Normally a music director for an 'ohia Productions show, Catracchia has been juggling several tasks while trying to keep her emotions in check. The involvement has been cathartic, she said in an interview, and old-cast vets have blended with newbies in sharing the joy of pidgin theater.
"The decision to revive the show wasn't difficult —however, the process has been challenging," said Catracchia, who has a teeny cameo in the production. "I was ready to get one of her shows out there again. I want so much to remind people of how incredible Lisa was how creative, how hilarious, how joyful.
"Lisa had a magical way of helping us to keep our inner child alive and well, primarily through laughter and through celebrating our differences," said Catracchia. This notion underscores all their collaborations, from "Peanut" to the "Once Upon a Time" trilogy.
At a rehearsal, Dwayne Fujitani (who is reviving the King Yuichi he originated opposite Matsumoto's Queen Yumiko 10 years ago) and Catracchia watched a scene from Act II. "Dwayne turned to me and said, 'We never get tired of it, do we? It's just as fun as it was 10 years ago.' And it's true. We're still laughing."

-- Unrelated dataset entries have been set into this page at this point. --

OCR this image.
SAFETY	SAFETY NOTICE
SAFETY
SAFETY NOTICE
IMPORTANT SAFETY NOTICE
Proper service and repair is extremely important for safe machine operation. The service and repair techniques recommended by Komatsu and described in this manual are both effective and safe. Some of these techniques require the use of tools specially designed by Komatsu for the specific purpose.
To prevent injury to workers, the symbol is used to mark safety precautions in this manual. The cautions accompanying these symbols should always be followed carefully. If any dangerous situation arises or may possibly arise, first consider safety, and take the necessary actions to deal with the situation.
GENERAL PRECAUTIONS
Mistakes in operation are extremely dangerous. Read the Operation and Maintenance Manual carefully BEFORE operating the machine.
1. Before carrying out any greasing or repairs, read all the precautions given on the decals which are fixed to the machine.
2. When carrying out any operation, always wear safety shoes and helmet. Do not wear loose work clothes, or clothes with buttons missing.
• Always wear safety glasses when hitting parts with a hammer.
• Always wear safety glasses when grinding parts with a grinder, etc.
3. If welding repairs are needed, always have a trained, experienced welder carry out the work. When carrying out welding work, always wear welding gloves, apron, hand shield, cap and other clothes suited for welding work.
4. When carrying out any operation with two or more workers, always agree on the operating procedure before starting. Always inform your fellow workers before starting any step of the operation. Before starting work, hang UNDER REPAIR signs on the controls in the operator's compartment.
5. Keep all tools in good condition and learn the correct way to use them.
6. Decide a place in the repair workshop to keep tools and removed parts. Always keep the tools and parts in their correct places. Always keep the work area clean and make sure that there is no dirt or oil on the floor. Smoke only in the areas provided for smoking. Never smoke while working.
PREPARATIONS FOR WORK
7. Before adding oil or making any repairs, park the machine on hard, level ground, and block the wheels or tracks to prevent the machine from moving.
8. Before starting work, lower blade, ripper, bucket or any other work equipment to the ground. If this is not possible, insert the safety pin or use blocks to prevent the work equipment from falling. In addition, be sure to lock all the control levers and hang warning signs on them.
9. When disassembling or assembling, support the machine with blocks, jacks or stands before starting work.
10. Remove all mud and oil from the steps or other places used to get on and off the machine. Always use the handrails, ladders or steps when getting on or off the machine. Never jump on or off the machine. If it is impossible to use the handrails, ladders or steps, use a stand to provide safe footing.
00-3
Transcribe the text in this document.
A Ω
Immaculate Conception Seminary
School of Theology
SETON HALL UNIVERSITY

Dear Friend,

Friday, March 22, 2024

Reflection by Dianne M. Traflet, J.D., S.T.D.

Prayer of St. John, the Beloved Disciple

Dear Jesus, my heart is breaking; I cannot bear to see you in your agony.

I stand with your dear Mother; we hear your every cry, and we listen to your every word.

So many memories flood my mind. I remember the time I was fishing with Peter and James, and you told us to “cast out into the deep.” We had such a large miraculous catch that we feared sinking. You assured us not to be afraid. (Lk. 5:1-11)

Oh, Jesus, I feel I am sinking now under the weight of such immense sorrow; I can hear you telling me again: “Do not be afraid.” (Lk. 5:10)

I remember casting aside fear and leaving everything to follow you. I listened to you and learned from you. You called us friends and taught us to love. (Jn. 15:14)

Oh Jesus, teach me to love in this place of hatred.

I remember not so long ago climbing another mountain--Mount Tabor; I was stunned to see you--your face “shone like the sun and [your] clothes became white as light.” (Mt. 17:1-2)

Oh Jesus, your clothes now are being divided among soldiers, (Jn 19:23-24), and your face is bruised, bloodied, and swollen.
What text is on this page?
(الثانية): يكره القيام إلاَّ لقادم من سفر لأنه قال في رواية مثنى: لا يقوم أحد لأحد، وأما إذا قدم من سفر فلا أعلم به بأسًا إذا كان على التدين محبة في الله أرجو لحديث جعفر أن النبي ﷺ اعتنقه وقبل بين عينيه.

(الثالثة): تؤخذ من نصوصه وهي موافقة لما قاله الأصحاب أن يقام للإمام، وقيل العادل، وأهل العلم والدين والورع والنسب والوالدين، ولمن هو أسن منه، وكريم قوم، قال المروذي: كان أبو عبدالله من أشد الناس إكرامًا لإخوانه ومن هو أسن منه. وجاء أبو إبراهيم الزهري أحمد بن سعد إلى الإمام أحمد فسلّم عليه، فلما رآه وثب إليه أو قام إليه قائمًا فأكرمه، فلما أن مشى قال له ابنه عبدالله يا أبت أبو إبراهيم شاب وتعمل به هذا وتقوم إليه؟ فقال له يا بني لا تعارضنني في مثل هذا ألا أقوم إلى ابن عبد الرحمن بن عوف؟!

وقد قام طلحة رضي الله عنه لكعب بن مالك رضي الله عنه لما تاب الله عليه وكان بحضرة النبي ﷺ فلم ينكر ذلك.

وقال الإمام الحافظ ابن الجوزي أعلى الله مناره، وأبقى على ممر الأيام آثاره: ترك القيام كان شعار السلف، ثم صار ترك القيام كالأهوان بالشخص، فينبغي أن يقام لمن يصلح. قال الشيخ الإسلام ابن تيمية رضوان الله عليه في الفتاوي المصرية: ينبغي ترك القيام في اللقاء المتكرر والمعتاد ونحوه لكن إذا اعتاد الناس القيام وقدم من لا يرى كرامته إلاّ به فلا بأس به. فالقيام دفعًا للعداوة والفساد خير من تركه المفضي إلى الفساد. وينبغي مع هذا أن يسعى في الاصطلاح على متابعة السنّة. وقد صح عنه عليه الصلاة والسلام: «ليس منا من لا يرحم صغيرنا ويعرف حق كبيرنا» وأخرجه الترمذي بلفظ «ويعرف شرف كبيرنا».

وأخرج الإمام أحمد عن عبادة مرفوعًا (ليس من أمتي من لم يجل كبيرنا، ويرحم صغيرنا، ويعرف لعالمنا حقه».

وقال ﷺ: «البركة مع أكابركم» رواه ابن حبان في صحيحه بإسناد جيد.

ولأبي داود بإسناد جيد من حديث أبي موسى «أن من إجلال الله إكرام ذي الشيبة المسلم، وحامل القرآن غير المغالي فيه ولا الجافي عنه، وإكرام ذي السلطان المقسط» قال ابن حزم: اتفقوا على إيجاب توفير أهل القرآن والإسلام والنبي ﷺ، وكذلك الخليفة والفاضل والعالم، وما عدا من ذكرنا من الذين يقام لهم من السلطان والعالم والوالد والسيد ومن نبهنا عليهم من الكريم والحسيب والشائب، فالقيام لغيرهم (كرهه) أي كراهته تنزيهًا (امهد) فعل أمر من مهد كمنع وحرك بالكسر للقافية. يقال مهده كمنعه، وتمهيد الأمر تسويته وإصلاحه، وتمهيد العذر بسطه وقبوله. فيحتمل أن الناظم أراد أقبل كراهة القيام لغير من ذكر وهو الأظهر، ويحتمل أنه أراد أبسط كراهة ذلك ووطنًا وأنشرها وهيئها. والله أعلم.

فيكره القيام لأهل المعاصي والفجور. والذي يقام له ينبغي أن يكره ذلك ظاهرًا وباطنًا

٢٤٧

With a mix of returnees and newbies, "it's wonderful to see the family growing," said Catracchia.
Indeed, folks who are touched by the experience return to stay.
"I'd say about half the cast are returnees, and that's a cast of almost 50!" she said.
For director Patrick Fujioka, this show is particularly meaningful: during the original run, he proposed to his wife, Colleen (Sullivan) Fujioka, who portrayed Princess Alexis.
Clint Sekioka (playing Prince Chah Ming Won) encouraged the casting of new actors. "They are our future," said Sekioka. "If we don't get them and show them what it's all about and how much fun it is and why it's important to do it again, then something else will get them — baseball, paddling, volleyball. It's time for us to nurture their creativity."
Catracchia said University of Hawaii director Tammy (Hunt) Montgomery "taught all of us — the original cast and crew of Lisa's trilogy — about creating a safe, playful environment where as a cast you become more like family."
Matsumoto's death was a gray day for Catracchia. "I was in shock," she said. "The day after she passed away, I was sick and my mom was driving me to the hospital. I remember looking out the window and everything looked black and white, no color at all. I tried to search for something with color, and I couldn't find anything. The trees were gray, the sky was gray, the ocean was gray. I was exhausted and emotionally drained, and I felt as if everything around me was 'The Wizard of Oz' in reverse, as if Lisa and I had been living in amazing, beautiful, colorful Oz, and that I had been swept away, alone, back to Kansas, and there was no going back."
Moving forward was not easy for the singer-composer, who stopped writing for a while. "Then a few projects came in, and it was good to write again, but they were nothing like the projects Lisa and I had done in the past," said Catracchia. "She and I had a list of musicals we wanted to do together. It made me so sad to think that none of them would ever come to pass."